Между прочим, в отход палочки могли попасть и раньше, ибо не все они шли по своему прямому и благородному назначению — были кривые, были занозистые, опасные для языка, были нестандартные, больше или меньше нужного размера. Так что в сферу деятельности недужных коллег Эн. Эл. входили селекционная работа, сортировка и упаковка палочек, годных для последующего использования на молочных комбинатах. И доктор Карл Моориц учтиво предупредил Эн. Эл. — вас ждет та же трудотерапия, если будете халатно относиться к своей писанине.

Кстати, на трудотерапию ходили с явным удовольствием. Это могло бы показаться маловероятным, если бы не одно обстоятельство: бракованный материал, как известно, шел в отход, то есть в котельную. Однако до котельной доходило очень мало палочек. Дело в том, что неврастеники, параноики, психопаты всех мастей и шизофреники в легкой форме, чьи недуги и пристрастия заметно отличались друг от друга, проявляли завидное единодушие и равный, ревнивый интерес к палочкам для эскимо. Некий, теперь уже неведомый псих в минуту прозрения нашел остроумный способ склеивать их, используя соответствующие шаблоны, и получать таким образом всевозможные пирамидальные, призматические, четырех-, шести-, восьми— и даже двенадцатигранные вазочки, по большей части сужающиеся в середине и снова расширяющиеся кверху, то есть напоминающие песочные часы, и прекрасно подходящие для фруктов, печенья и прочих сладостей. Вазочки покрывали лаком, иногда раскрашивали. Они предназначались для жен, детей, даже для тещ. Следует сказать, что эти кустарные изделия несомненно свидетельствовали о тонком вкусе и изобретательности ущербного человеческого духа. Выглядели они прелестно, и мало кто догадывался, из чего сотворены. А если догадывался, то восхищался еще больше.

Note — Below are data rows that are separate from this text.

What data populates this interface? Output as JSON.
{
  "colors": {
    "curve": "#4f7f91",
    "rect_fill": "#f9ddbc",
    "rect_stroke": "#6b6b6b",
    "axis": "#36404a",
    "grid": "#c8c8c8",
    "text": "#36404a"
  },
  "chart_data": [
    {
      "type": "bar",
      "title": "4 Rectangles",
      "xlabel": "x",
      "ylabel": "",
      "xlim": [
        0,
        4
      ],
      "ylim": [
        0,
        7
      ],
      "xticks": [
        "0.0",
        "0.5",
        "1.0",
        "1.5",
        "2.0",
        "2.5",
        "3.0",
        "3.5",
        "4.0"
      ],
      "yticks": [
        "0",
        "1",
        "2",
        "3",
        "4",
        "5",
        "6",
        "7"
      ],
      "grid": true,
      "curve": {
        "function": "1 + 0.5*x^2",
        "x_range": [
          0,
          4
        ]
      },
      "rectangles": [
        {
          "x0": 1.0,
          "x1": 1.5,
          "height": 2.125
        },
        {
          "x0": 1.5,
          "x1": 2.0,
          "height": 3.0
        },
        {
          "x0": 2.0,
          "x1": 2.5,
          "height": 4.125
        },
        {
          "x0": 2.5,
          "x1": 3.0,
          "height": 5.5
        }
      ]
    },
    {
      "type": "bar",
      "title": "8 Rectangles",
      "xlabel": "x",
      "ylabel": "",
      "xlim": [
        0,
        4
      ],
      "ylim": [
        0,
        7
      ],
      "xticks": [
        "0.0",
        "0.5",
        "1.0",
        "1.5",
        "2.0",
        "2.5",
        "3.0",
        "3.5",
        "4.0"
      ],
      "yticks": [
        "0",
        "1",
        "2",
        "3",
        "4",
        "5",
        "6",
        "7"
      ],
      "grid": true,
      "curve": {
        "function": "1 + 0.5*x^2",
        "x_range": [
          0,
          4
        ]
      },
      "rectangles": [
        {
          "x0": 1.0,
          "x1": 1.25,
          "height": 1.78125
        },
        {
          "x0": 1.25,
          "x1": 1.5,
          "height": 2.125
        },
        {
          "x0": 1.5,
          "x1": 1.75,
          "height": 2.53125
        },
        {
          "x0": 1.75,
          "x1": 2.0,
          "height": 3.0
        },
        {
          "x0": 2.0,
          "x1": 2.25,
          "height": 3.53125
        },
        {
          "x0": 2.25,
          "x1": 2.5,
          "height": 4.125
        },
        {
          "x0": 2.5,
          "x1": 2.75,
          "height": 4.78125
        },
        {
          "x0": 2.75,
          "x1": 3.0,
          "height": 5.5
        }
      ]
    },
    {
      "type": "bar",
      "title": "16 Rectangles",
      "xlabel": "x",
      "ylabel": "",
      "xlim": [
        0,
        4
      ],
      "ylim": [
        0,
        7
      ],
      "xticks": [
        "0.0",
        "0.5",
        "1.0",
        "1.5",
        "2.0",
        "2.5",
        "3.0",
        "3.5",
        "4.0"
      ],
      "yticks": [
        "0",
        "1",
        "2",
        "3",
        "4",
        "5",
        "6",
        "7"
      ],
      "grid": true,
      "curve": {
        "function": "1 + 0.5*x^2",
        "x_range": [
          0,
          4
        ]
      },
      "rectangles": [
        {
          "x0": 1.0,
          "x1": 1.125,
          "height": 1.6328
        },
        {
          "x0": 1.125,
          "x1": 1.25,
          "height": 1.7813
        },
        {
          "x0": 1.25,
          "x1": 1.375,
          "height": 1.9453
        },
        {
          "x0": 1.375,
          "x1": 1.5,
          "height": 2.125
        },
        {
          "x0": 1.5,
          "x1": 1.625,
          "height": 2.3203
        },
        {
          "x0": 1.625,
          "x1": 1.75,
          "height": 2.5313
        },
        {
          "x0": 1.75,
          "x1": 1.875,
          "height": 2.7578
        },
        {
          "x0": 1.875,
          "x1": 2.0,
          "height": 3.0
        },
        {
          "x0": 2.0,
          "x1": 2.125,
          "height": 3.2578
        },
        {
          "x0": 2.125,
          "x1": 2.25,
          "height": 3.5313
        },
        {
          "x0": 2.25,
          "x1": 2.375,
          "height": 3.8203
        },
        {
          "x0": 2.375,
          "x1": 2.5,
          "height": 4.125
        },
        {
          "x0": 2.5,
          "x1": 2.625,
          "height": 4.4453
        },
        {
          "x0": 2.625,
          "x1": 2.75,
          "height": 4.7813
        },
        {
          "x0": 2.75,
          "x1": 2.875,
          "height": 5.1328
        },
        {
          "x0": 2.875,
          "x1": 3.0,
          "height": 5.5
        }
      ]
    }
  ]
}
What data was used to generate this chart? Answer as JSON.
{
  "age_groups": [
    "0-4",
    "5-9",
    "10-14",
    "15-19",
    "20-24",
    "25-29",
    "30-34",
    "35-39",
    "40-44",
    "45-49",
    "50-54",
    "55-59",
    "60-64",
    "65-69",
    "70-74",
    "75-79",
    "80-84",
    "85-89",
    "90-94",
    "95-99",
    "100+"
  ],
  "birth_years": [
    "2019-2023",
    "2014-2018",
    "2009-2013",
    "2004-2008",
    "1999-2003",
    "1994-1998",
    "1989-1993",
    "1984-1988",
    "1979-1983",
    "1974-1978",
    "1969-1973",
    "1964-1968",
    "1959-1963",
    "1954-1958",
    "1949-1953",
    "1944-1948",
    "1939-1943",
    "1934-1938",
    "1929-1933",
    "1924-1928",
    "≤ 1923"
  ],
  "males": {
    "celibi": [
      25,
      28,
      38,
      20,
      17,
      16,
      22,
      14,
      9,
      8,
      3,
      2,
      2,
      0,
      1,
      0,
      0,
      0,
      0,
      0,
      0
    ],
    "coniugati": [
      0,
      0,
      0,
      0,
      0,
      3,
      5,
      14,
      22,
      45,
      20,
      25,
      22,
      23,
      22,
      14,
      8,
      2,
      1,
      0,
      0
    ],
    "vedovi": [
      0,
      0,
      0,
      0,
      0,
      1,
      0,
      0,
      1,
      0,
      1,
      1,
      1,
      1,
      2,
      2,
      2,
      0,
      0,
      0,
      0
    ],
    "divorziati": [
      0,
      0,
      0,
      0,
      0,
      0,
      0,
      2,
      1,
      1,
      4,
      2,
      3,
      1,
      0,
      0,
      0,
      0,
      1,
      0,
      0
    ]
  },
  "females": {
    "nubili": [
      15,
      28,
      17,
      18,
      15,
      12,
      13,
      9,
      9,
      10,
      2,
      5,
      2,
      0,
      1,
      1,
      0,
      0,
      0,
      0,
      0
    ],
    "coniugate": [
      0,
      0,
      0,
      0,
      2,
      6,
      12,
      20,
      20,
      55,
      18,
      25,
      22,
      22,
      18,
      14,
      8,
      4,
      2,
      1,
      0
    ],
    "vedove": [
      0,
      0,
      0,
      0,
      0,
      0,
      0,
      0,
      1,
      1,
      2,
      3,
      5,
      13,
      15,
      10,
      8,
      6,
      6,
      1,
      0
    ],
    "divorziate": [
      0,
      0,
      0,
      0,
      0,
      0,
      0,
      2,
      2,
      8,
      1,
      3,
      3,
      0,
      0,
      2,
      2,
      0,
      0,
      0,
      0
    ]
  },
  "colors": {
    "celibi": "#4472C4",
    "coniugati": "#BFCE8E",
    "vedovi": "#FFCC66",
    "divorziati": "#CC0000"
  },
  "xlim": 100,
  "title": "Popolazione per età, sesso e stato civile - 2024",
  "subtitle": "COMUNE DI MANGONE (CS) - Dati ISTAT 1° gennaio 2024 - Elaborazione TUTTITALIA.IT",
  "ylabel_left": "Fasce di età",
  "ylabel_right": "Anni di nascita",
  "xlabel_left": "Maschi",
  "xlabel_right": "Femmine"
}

Во имя будущих вазочек народ гурьбой валил в мастерскую сортировать палочки, прихватив с собой полиэтиленовые мешочки. Это не возбранялось, ибо что же плохого в том, когда больные в вечерние часы занимаются в своих палатах делом. Однако сестре-наставнице приходилось быть начеку: стоило отвести взгляд в сторону, как прилежные сортировщики запихивали в свои мешочки самые лучшие палочки — гладкие, прямые, с приятной фактурой дерева. А в пачки, предназначенные для мороженого, попадали кривые и колючие, потенциальные занозы в языке. Такова история увлекательной трудотерапии, в которой Эн. Эл. пока не должен был принимать участия, поскольку его основная обязанность, определенная доктором Моорицем, заключалась в том, чтобы караулить на краю провала своей памяти. Как это он сказал? А, караульте прилежно и вожделенно…

Утро выдалось медвяное, теплое и солнечное, никаких лесных страшилищ либо морских чудовищ, подсказывала интуиция, никаких шотландских «Несси» в этот день ждать не следовало. Да и были ли они в волнах его подсознания? Значит щелкнем лекаря по носу каким-нибудь рафинированным пустячком, не очень-то приятным для приверженца открытых дебютов.

Ежели душевный лекарь ждет, что я начну свои раскопки с раннего детства, дескать, по законам психиатрии самого светлого периода, то, по всей вероятности, первые удары заступом следует сделать в той части памяти-грунта, где запечатлелась высокая, прямая фигура дедушки с лихими усами. Вот он стоит позади хрупкого деревянного треножника, на котором укреплен большой и, вероятно, очень дорогой пластиночный фотоаппарат. С завидным безразличием дедушка набрасывает на голову черное покрывало, несколько страшащее мальчика, и, наклонившись к аппарату, смотрит, что же. изобразилось на матовом стекле. Без покрывала, в чем и мальчику позволено было убедиться, на стекле едва видны смутные контуры, а под ним все преображается, становится сверкающе ясным. И переворачивается вверх ногами? Нет, этого я не помню, но почему же возник такой вопрос? Ладно, оставим вопрос открытым.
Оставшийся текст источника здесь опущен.